In Edinburgh, Henry Dobson, owner of newly-opened fine-dining restaurant Moss, also takes sourcing his ingredients incredibly seriously—so much so that he used the wood from a windfallen lime tree on his family farm for his tables. “The goal of Moss really is to shorten the supply chains of our farm and to eventually source everything from one place,” he says. Dobson found that having a constraint made him more creative. “I didn’t want anything that wasn’t a natural material in the space,” he says, and using the wood he had on-hand reduced decision fatigue around design choices. “I didn't have a choice between oak or maple or beech.”
Ed McIlroy, the talent behind Tollington’s (the North London Fish Bar where Alexa Chung recently hosted the launch of her Barbour edit) practices a similar philosophy when it comes to food and furniture. “I like working within parameters—working with a little to create a lot,” he said. In Tollington’s, he repurposed 18th-century church pews as the ledges in the main bar and found a new use for a former school bench (still marked with doodles and obscenities) as a kitchen hatch and a sink stand in the bathroom.
It’s worth noting that making furniture is not only a creative exercise, but can also be a cost-friendly one. “For our price point, my philosophy has been that I’d rather spend money on nicer wood that lasts longer,” says McGarry. “You can either buy nicely made, cheap material tables or you can buy expensive wood and figure out how to make it yourself.” In this way, Flynn follows the same philosophy in his cooking as he does with design. “I would say most of my job in cooking is sourcing—we’ve never skimped on the quality of the raw product,” he says.

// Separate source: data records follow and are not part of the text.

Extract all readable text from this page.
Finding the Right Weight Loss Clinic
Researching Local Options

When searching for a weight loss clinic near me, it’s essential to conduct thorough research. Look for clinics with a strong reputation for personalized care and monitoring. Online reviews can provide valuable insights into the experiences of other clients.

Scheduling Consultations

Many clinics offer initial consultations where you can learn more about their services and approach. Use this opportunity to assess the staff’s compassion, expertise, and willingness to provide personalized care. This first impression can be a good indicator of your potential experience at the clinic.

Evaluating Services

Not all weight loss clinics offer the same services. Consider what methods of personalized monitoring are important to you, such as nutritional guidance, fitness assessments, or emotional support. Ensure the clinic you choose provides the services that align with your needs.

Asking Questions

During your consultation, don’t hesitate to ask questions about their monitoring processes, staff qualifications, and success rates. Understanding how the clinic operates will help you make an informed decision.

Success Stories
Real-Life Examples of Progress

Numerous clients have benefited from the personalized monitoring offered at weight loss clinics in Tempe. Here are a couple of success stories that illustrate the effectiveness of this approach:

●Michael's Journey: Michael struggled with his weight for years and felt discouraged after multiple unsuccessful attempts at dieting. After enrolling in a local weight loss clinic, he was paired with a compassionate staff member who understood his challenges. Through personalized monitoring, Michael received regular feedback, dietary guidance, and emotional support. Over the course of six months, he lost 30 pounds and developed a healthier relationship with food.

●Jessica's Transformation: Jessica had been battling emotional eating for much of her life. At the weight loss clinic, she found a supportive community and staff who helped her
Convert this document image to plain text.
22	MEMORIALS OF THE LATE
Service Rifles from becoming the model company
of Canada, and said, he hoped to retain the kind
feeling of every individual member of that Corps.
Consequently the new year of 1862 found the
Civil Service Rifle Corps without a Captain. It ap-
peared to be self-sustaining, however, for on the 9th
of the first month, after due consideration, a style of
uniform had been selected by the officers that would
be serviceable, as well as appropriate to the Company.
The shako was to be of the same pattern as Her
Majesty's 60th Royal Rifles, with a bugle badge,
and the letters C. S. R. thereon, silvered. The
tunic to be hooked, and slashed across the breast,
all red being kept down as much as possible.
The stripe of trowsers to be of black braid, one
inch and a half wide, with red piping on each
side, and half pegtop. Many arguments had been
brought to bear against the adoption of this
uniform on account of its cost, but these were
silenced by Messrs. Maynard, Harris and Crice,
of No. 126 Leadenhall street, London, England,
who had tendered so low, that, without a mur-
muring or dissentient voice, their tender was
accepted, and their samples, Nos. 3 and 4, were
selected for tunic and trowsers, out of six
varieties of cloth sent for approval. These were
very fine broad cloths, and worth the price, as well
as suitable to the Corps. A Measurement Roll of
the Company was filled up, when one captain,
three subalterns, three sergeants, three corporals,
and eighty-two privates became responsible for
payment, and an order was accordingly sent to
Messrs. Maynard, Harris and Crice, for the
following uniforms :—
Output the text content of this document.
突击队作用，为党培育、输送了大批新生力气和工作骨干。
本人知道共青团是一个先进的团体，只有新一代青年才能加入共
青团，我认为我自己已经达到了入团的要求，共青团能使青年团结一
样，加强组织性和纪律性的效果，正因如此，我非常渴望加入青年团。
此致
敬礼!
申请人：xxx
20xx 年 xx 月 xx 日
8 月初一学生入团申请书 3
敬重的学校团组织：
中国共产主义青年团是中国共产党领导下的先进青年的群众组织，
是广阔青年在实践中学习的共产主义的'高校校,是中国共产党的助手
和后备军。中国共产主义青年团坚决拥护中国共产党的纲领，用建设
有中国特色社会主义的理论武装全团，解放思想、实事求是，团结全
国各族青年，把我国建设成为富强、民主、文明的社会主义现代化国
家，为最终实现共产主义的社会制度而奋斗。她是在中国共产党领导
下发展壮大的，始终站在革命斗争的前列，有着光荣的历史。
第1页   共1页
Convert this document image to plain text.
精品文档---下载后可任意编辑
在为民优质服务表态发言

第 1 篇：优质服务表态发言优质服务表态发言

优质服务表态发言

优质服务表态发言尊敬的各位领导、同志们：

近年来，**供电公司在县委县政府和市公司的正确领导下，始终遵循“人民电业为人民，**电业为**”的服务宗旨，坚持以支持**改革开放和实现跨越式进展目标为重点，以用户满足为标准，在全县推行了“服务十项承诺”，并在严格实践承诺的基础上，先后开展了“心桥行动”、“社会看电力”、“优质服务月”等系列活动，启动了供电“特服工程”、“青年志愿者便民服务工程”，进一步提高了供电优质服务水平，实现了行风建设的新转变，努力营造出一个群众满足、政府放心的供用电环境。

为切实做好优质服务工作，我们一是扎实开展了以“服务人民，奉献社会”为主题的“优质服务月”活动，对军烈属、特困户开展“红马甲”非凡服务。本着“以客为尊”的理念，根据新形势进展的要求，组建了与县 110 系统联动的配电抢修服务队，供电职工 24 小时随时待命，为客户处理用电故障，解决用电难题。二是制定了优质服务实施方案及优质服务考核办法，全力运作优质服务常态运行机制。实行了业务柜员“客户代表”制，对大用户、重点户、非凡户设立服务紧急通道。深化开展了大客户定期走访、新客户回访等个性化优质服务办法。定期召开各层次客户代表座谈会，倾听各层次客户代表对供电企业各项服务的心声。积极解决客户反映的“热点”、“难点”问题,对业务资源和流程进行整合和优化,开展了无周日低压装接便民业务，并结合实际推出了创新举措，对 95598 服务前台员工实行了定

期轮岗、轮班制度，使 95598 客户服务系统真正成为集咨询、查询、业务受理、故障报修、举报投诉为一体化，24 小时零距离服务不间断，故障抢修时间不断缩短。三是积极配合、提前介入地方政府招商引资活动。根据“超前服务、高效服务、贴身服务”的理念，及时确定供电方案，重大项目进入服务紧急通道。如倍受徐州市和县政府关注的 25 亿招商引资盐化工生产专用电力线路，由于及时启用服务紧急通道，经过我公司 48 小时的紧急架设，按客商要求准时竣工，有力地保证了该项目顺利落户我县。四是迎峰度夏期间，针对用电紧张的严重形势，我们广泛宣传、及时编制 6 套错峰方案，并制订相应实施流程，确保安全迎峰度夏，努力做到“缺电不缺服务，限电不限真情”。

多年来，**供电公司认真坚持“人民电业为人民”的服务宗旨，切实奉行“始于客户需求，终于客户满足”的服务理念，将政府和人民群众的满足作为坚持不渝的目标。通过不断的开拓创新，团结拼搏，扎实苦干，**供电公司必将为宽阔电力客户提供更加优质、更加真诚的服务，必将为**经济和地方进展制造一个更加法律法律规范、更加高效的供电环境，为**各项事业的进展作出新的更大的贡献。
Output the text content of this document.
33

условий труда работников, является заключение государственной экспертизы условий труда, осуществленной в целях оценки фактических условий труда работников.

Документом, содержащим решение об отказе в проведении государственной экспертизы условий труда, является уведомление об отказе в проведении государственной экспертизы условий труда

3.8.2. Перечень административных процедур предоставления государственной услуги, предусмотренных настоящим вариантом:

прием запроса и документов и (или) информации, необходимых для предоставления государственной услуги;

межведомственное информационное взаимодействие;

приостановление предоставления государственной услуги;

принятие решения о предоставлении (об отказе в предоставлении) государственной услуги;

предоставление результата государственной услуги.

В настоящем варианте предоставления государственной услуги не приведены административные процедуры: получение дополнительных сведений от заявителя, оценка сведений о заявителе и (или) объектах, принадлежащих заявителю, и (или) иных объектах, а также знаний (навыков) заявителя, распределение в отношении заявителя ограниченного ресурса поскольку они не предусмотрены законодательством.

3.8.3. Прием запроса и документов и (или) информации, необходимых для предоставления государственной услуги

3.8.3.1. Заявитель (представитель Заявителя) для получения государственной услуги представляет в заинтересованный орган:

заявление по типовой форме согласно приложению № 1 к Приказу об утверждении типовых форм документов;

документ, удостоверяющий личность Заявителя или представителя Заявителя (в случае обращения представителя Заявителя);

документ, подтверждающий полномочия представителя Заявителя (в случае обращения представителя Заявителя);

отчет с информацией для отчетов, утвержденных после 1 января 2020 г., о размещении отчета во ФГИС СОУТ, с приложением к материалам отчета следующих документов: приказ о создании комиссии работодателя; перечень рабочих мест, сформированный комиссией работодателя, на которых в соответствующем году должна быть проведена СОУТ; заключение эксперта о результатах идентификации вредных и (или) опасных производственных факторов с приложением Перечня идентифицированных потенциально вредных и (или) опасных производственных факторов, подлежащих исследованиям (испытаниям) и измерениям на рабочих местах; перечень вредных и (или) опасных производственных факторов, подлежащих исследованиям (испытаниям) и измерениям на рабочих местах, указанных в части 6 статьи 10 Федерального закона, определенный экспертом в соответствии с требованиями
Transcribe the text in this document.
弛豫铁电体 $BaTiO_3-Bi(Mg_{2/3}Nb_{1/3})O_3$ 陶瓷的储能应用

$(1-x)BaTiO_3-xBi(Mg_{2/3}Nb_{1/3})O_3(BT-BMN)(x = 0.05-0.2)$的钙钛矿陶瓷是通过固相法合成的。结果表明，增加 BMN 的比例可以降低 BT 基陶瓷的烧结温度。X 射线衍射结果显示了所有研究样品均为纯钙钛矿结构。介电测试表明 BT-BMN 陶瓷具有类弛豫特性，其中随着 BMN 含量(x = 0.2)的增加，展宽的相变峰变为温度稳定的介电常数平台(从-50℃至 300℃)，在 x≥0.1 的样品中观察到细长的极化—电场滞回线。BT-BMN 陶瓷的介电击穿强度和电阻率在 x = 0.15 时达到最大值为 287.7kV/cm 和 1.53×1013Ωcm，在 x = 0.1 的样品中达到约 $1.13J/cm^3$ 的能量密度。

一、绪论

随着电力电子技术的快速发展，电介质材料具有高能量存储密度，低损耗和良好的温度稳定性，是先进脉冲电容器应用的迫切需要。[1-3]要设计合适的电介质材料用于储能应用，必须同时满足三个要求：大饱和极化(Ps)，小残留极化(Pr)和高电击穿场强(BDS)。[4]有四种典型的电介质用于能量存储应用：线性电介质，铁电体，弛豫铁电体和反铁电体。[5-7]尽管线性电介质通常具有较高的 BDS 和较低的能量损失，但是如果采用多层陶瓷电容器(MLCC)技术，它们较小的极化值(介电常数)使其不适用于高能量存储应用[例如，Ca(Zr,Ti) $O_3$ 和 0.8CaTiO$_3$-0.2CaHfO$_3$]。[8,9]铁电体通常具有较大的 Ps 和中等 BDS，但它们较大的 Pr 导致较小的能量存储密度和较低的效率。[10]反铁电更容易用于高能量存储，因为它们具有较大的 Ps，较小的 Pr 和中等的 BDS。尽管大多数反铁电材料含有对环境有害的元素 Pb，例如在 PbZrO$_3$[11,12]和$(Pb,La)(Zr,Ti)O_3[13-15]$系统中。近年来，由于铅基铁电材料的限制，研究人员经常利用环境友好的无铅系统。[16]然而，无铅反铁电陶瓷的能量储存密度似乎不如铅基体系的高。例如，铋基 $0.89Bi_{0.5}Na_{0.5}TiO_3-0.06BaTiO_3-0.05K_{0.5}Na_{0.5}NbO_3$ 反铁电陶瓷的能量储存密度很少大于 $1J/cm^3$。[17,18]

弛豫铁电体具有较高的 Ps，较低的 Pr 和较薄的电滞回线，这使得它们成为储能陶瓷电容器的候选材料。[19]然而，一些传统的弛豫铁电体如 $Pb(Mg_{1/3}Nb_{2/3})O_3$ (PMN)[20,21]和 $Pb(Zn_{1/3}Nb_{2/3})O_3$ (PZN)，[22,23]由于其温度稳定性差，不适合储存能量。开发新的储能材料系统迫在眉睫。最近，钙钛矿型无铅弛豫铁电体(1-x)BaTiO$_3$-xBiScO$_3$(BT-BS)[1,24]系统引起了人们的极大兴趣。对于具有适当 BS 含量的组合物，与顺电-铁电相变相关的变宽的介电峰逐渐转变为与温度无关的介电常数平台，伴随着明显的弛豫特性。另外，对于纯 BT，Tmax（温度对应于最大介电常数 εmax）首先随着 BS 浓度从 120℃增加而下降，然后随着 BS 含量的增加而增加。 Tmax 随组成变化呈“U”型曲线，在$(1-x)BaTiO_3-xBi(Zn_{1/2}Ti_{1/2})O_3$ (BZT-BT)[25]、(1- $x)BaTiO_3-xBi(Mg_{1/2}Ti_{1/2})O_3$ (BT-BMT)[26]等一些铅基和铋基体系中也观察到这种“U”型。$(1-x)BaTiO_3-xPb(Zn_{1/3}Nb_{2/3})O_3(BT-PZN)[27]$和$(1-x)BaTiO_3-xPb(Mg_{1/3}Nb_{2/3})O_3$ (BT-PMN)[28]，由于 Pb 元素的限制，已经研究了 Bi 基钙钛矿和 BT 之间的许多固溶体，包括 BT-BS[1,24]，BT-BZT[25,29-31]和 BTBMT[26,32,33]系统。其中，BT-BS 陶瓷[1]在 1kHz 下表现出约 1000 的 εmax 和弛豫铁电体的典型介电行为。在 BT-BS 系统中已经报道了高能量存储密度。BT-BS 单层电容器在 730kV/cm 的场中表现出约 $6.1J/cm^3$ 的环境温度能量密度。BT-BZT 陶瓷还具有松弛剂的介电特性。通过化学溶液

In the fall, McGarry is set to open the fine-dining restaurant Cove in Manhattan, his biggest project yet—and while he can’t give away too much right now, he said he’s spending 90% of his time at the moment on the restaurant’s design. “My white whale of wood is a very high grade Douglas fir,” he says. “I spent eight hours on the phone yesterday trying to find it and I think I finally did!”
Some interiors-minded chefs are going beyond the restaurant and bringing these pieces to their diners’ homes. Late last year, Clare de Boer, co-founder of the beloved West Village restaurant, King, and founder of the acclaimed Hudson Valley institution, Stissing House, launched Roseland, a furniture brand inspired by early American design. Earler this month at Milan Design Week, chef and artist Laila Gohar unveiled a capsule collection with Marimekko that included bedding—and is already no stranger to the interiors sphere, having built a cult following around Gohar World, the tableware universe that she launched in 2022 with her sister, Nadia. In the United Kingdom, food writer Skye McAlpine has grown her artisan-made tableware brand Tavola to new heights, while food stylist and writer Jess Elliott Dennison continues to gather loyal fans of her curated homewares emporium, Elliott’s, in Edinburgh.
Whether more chefs will soon follow with furniture offerings, only time will tell. But if the long waiting lists and sold-out chef’s tables of the restaurants above indicate anything, one thing is for certain: There’s an appetite for it.